A Commentary By Froma Harrop
in Rasmussen Reports
Tuesday, September 11, 2012
What Mitt Romney truly believes is anybody’s guess. Whether Romney as president would act on those beliefs is also a guess. And we can’t rule out the possibility that he doesn’t have any beliefs outside of religion and investment strategies. Why he’s running for president remains unclear, though commander in chief looks impressive on a nametag.
Asked over the weekend whether by killing Obamacare he would let insurers again deny coverage to those with pre-existing conditions, Romney replied that there were parts of the health care reforms he likes, that being one of them. Coverage for pre-existing conditions would stay. Later in the day, his people said, actually, he would not support a federal ban on denial of coverage for pre-existing conditions. Still later, his campaign harkened to an earlier position in which he’d require coverage for pre-existing conditions, but only for those who already had insurance.
We get it. He likes the popular parts of the Affordable Care Act that cost money but not the unpopular parts that would pay for the popular parts. We speak of the individual mandate and a variety of fees.

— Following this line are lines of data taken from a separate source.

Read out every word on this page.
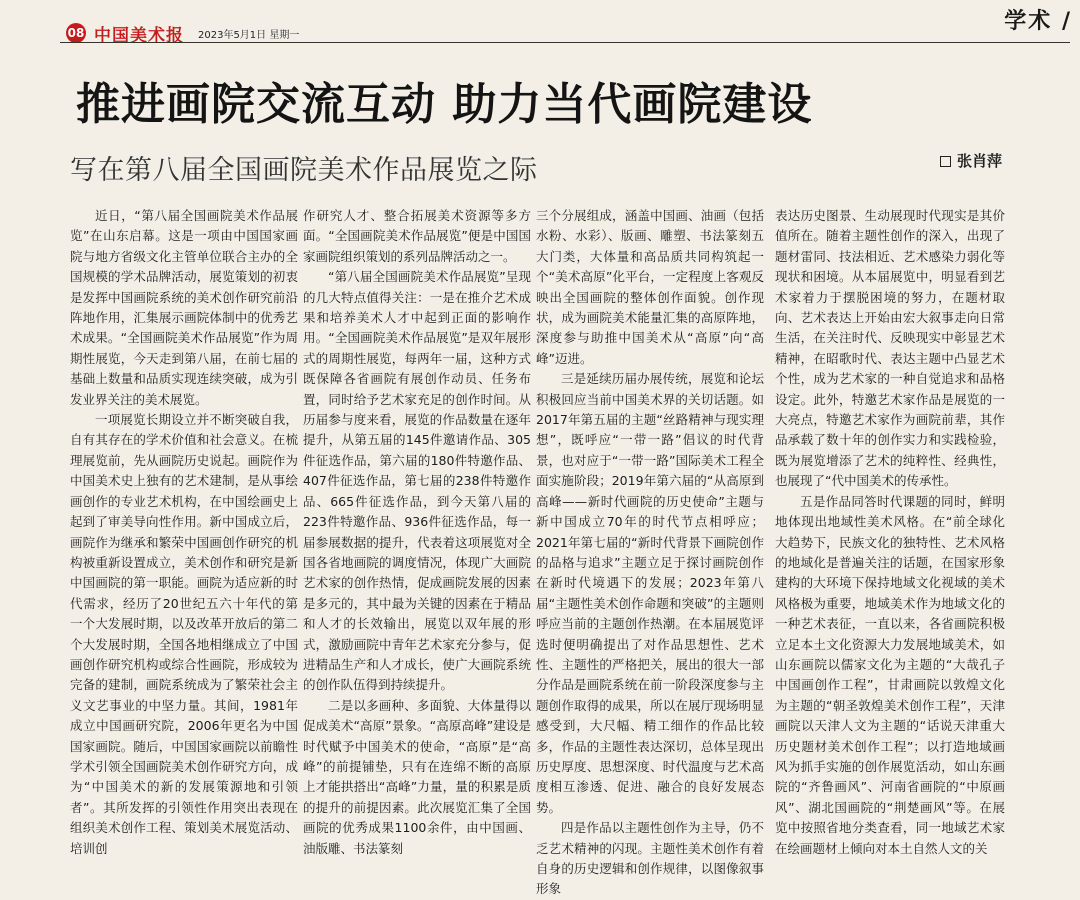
学术 /
08 中国美术报 2023年5月1日 星期一
推进画院交流互动 助力当代画院建设
写在第八届全国画院美术作品展览之际	张肖萍

近日，“第八届全国画院美术作品展览”在山东启幕。这是一项由中国国家画院与地方省级文化主管单位联合主办的全国规模的学术品牌活动，展览策划的初衷是发挥中国画院系统的美术创作研究前沿阵地作用，汇集展示画院体制中的优秀艺术成果。“全国画院美术作品展览”作为周期性展览，今天走到第八届，在前七届的基础上数量和品质实现连续突破，成为引发业界关注的美术展览。

一项展览长期设立并不断突破自我，自有其存在的学术价值和社会意义。在梳理展览前，先从画院历史说起。画院作为中国美术史上独有的艺术建制，是从事绘画创作的专业艺术机构，在中国绘画史上起到了审美导向性作用。新中国成立后，画院作为继承和繁荣中国画创作研究的机构被重新设置成立，美术创作和研究是新中国画院的第一职能。画院为适应新的时代需求，经历了20世纪五六十年代的第一个大发展时期，以及改革开放后的第二个大发展时期，全国各地相继成立了中国画创作研究机构或综合性画院，形成较为完备的建制，画院系统成为了繁荣社会主义文艺事业的中坚力量。其间，1981年成立中国画研究院，2006年更名为中国国家画院。随后，中国国家画院以前瞻性学术引领全国画院美术创作研究方向，成为“中国美术的新的发展策源地和引领者”。其所发挥的引领性作用突出表现在组织美术创作工程、策划美术展览活动、培训创

作研究人才、整合拓展美术资源等多方面。“全国画院美术作品展览”便是中国国家画院组织策划的系列品牌活动之一。

“第八届全国画院美术作品展览”呈现的几大特点值得关注：一是在推介艺术成果和培养美术人才中起到正面的影响作用。“全国画院美术作品展览”是双年展形式的周期性展览，每两年一届，这种方式既保障各省画院有展创作动员、任务布置，同时给予艺术家充足的创作时间。从历届参与度来看，展览的作品数量在逐年提升，从第五届的145件邀请作品、305件征选作品，第六届的180件特邀作品、407件征选作品，第七届的238件特邀作品、665件征选作品，到今天第八届的223件特邀作品、936件征选作品，每一届参展数据的提升，代表着这项展览对全国各省地画院的调度情况，体现广大画院艺术家的创作热情，促成画院发展的因素是多元的，其中最为关键的因素在于精品和人才的长效输出，展览以双年展的形式，激励画院中青年艺术家充分参与，促进精品生产和人才成长，使广大画院系统的创作队伍得到持续提升。

二是以多画种、多面貌、大体量得以促成美术“高原”景象。“高原高峰”建设是时代赋予中国美术的使命，“高原”是“高峰”的前提铺垫，只有在连绵不断的高原上才能拱搭出“高峰”力量，量的积累是质的提升的前提因素。此次展览汇集了全国画院的优秀成果1100余件，由中国画、油版雕、书法篆刻

三个分展组成，涵盖中国画、油画（包括水粉、水彩）、版画、雕塑、书法篆刻五大门类，大体量和高品质共同构筑起一个“美术高原”化平台，一定程度上客观反映出全国画院的整体创作面貌。创作现状，成为画院美术能量汇集的高原阵地，深度参与助推中国美术从“高原”向“高峰”迈进。

三是延续历届办展传统，展览和论坛积极回应当前中国美术界的关切话题。如2017年第五届的主题“丝路精神与现实理想”，既呼应“一带一路”倡议的时代背景，也对应于“一带一路”国际美术工程全面实施阶段；2019年第六届的“从高原到高峰——新时代画院的历史使命”主题与新中国成立70年的时代节点相呼应；2021年第七届的“新时代背景下画院创作的品格与追求”主题立足于探讨画院创作在新时代境遇下的发展；2023年第八届“主题性美术创作命题和突破”的主题则呼应当前的主题创作热潮。在本届展览评选时便明确提出了对作品思想性、艺术性、主题性的严格把关，展出的很大一部分作品是画院系统在前一阶段深度参与主题创作取得的成果，所以在展厅现场明显感受到，大尺幅、精工细作的作品比较多，作品的主题性表达深切，总体呈现出历史厚度、思想深度、时代温度与艺术高度相互渗透、促进、融合的良好发展态势。

四是作品以主题性创作为主导，仍不乏艺术精神的闪现。主题性美术创作有着自身的历史逻辑和创作规律，以图像叙事形象

表达历史图景、生动展现时代现实是其价值所在。随着主题性创作的深入，出现了题材雷同、技法相近、艺术感染力弱化等现状和困境。从本届展览中，明显看到艺术家着力于摆脱困境的努力，在题材取向、艺术表达上开始由宏大叙事走向日常生活，在关注时代、反映现实中彰显艺术精神，在昭歌时代、表达主题中凸显艺术个性，成为艺术家的一种自觉追求和品格设定。此外，特邀艺术家作品是展览的一大亮点，特邀艺术家作为画院前辈，其作品承载了数十年的创作实力和实践检验，既为展览增添了艺术的纯粹性、经典性，也展现了“代中国美术的传承性。

五是作品同答时代课题的同时，鲜明地体现出地域性美术风格。在“前全球化大趋势下，民族文化的独特性、艺术风格的地域化是普遍关注的话题，在国家形象建构的大环境下保持地域文化视域的美术风格极为重要，地域美术作为地域文化的一种艺术表征，一直以来，各省画院积极立足本土文化资源大力发展地域美术，如山东画院以儒家文化为主题的“大哉孔子中国画创作工程”，甘肃画院以敦煌文化为主题的“朝圣敦煌美术创作工程”，天津画院以天津人文为主题的“话说天津重大历史题材美术创作工程”；以打造地域画风为抓手实施的创作展览活动，如山东画院的“齐鲁画风”、河南省画院的“中原画风”、湖北国画院的“荆楚画风”等。在展览中按照省地分类查看，同一地域艺术家在绘画题材上倾向对本土自然人文的关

Hey, anyone who likes having to pay for things, raise your hand. Anyone? Next, you who don’t like writing checks but agree that we should pay for what we buy, raise your hand. That’s better — a respectable showing by responsible citizens. Not in attendance is the Republican base, whose fiscal fantasies Romney courted to win the nomination, and now he’s stuck with these pre-existing positions. As Romney tries to win over the more realistic general electorate, he finds himself defending past nonsense. It pained me to watch him squirm at a question about his ridiculous vow to reject $10 of spending cuts if it included just $1 of new revenues.